Laura Edidin, former director of legal services for the New York City Gay and Lesbian Anti-Violence Project, said the prosecutors' refusal to reclassify the case as a bias crime is wrong. "This case absolutely merits it," she said. "We don't know everything that happened there, but I think the fact that explicit anti-transgender bias language was used makes the argument. Our belief is that when bias is involved, violence escalates more quickly, and that is my impression of what happened in this case."

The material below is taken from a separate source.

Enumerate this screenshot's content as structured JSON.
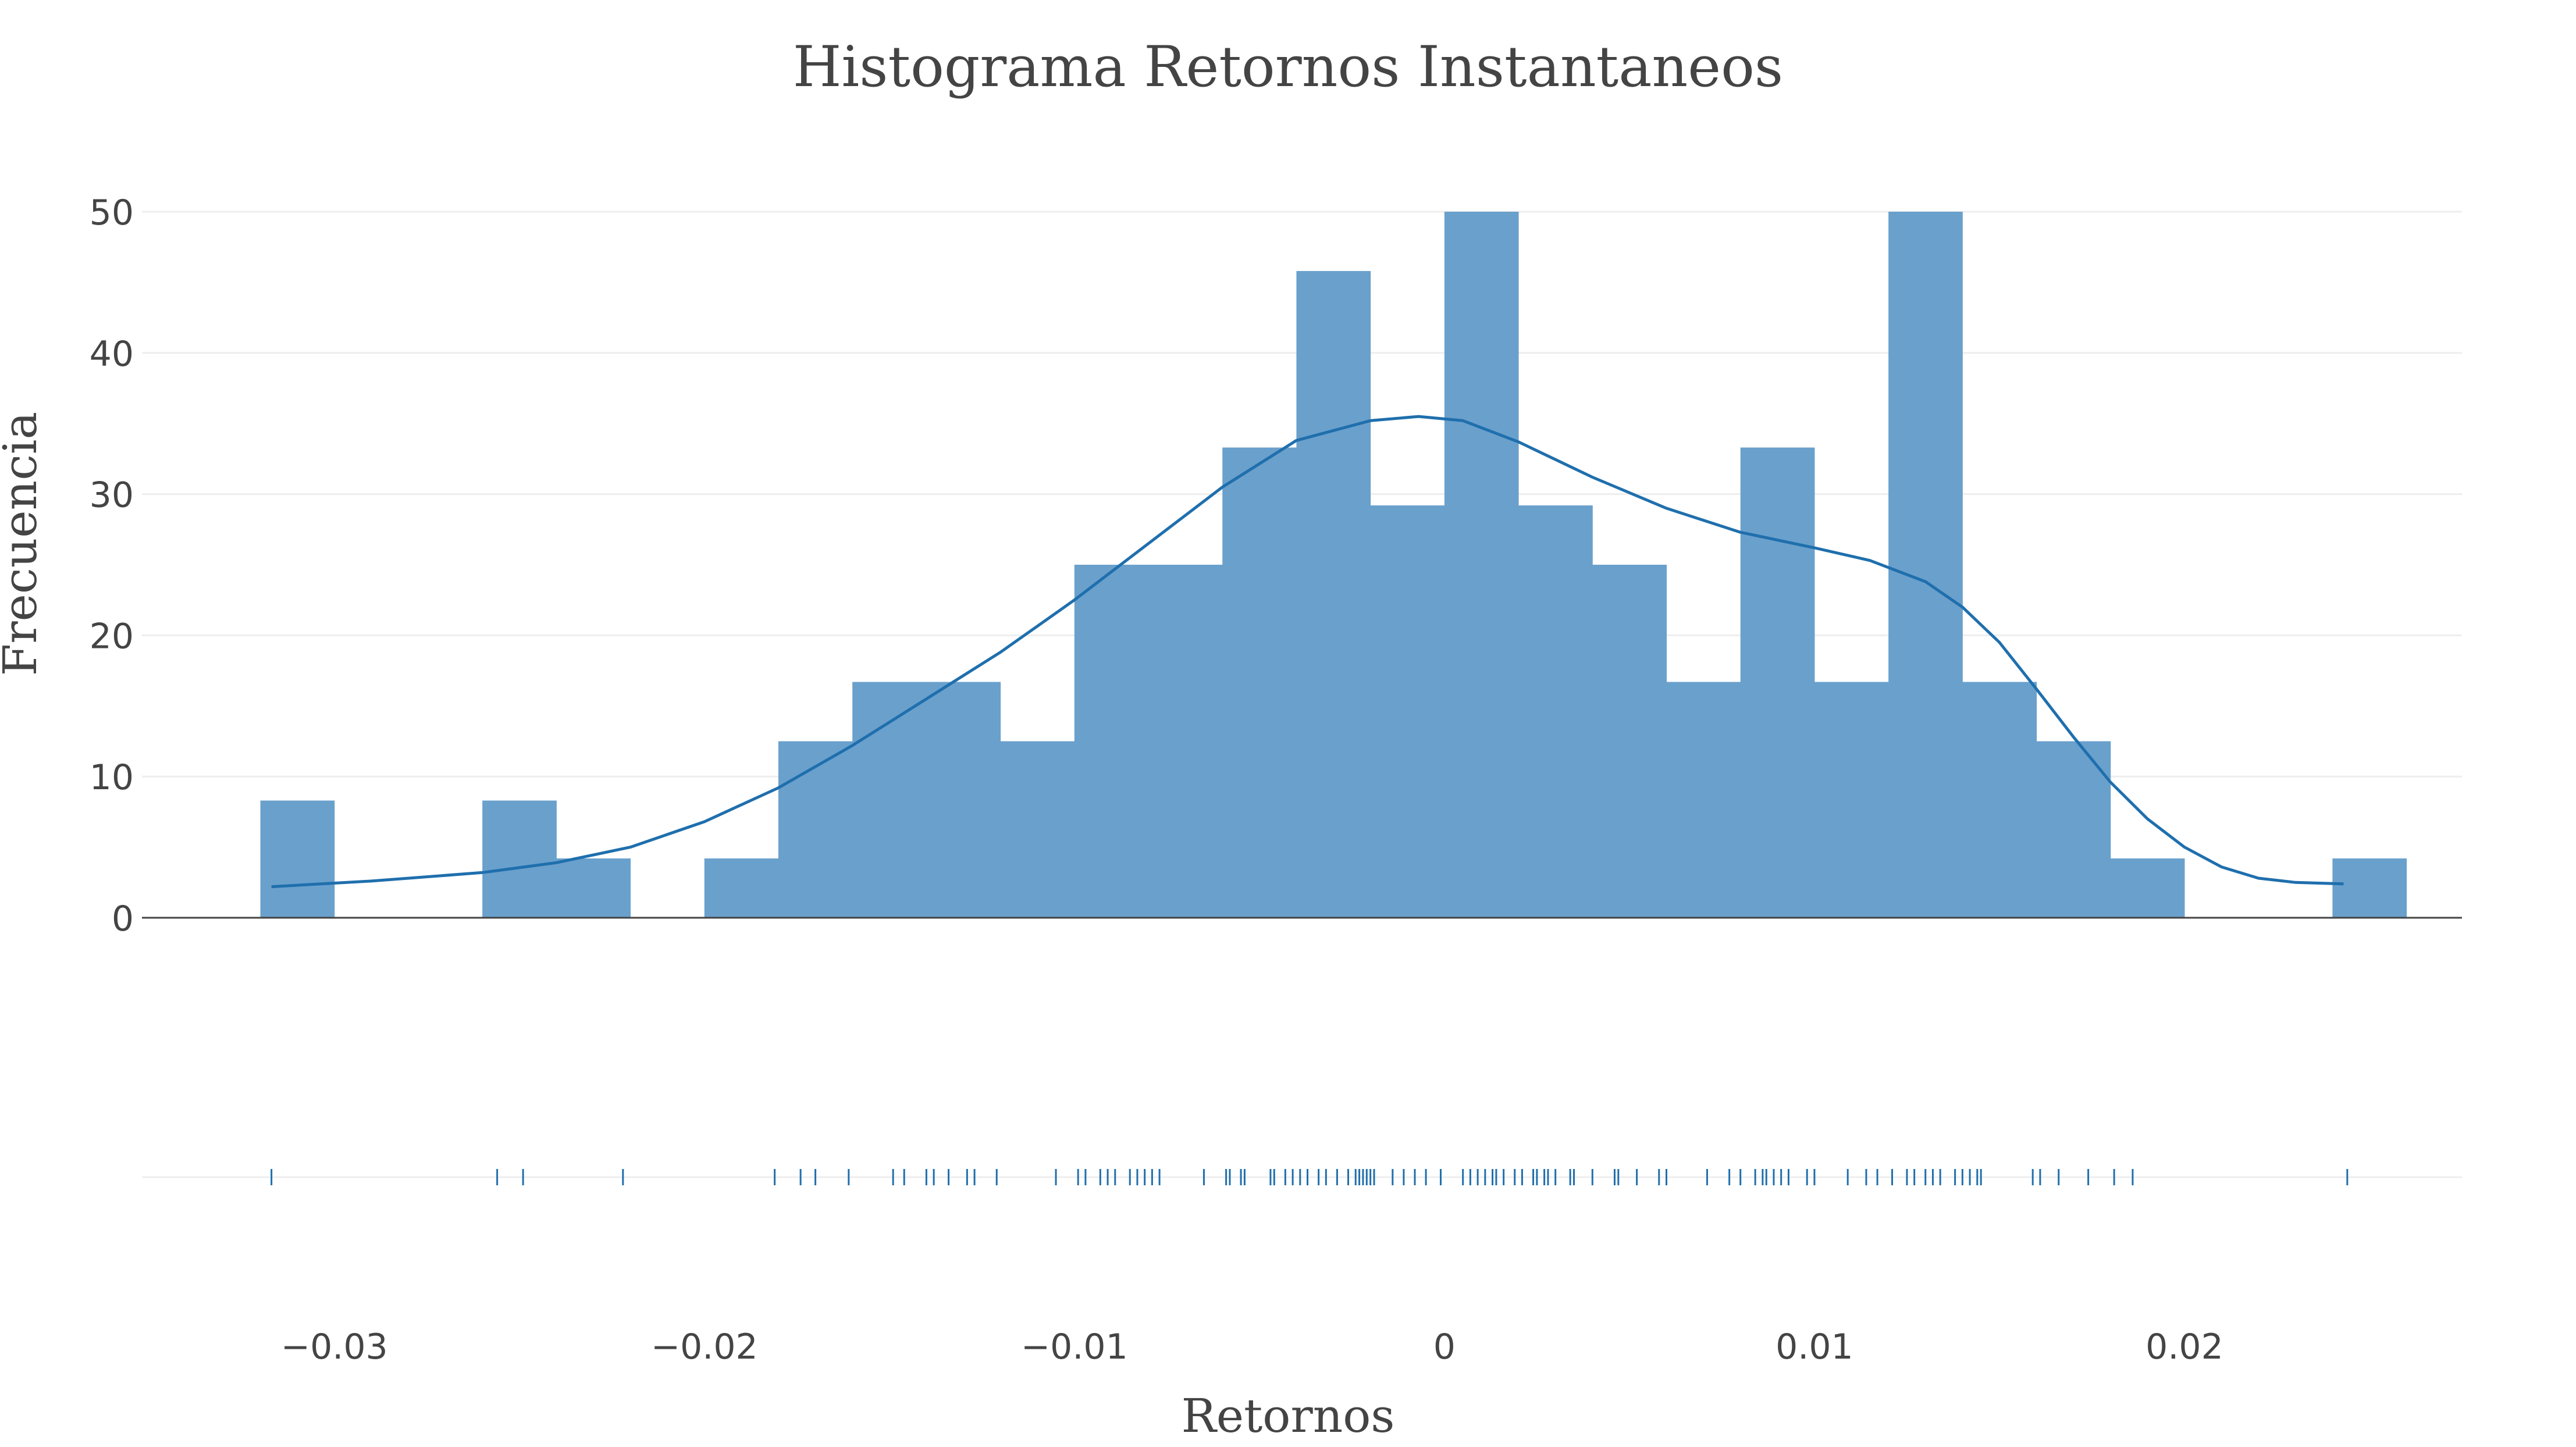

All three defendants have pleaded guilty, according to the Manhattan district attorney's office. Fred Seligman, an attorney assigned to McCuller through New York's public defender program, said he hasn't heard anything about the classification of the case, adding, "I don't see any indication that this is a bias crime." Beyond that, he declined to comment.

The Manhattan district attorney who is handling the prosecution, Robert Morgenthau, also declined to comment. But according to Barbara Thompson, a spokeswoman for the D.A.'s office, because the murder took place before the state's hate-crimes law went into effect, classification of the crime as a bias attack would have little effect.

She added that the purpose of hate-crimes legislation is to enhance the penalties in bias-related cases, but in this case, the defendant is already being charged with murder, so no additional penalties could be applied. As she put it, "You simply can't enhance a homicide."

But others argue that labeling it as a bias crime would aid future efforts to protect transgender people.

"Even if it doesn't bear any weight on this specific case, it would lend weight to our argument," said Pauline Park, co-founder of the New York Association for Gender Rights Advocacy, which helped draft New York's hate-crimes bill. "It would be an example of a hate crime based on gender identity that prosecutors could look at in terms of sorting out 'gender identity' from 'sexual orientation.' Her case is a case in which specific epithets were hurled at her, and it was not her sexual preference that was hurled at her, it was her gender identity."

Park said that although the state's statute covers crimes motivated by race, sex or sexual orientation, it does not cover "gender identification or presentation," and transgender people are not necessarily gay. NYAGRA is now drafting an amendment to the hate-crimes law to add such protection.

In the meantime, transgender activists are using the death of Milan to promote their cause. "Gays have rights, lesbians have rights, men have rights, women have rights, even animals have rights," Milan's friend St. Laurent told the crowd gathered at the eulogy. "How many of us have to die before the community recognizes that we are not expendable?" She ended by declaring, "Death will not be the last word for Amanda Milan."


By Nina Siegal

Nina Siegal is an urban life reporter for Bloomberg News.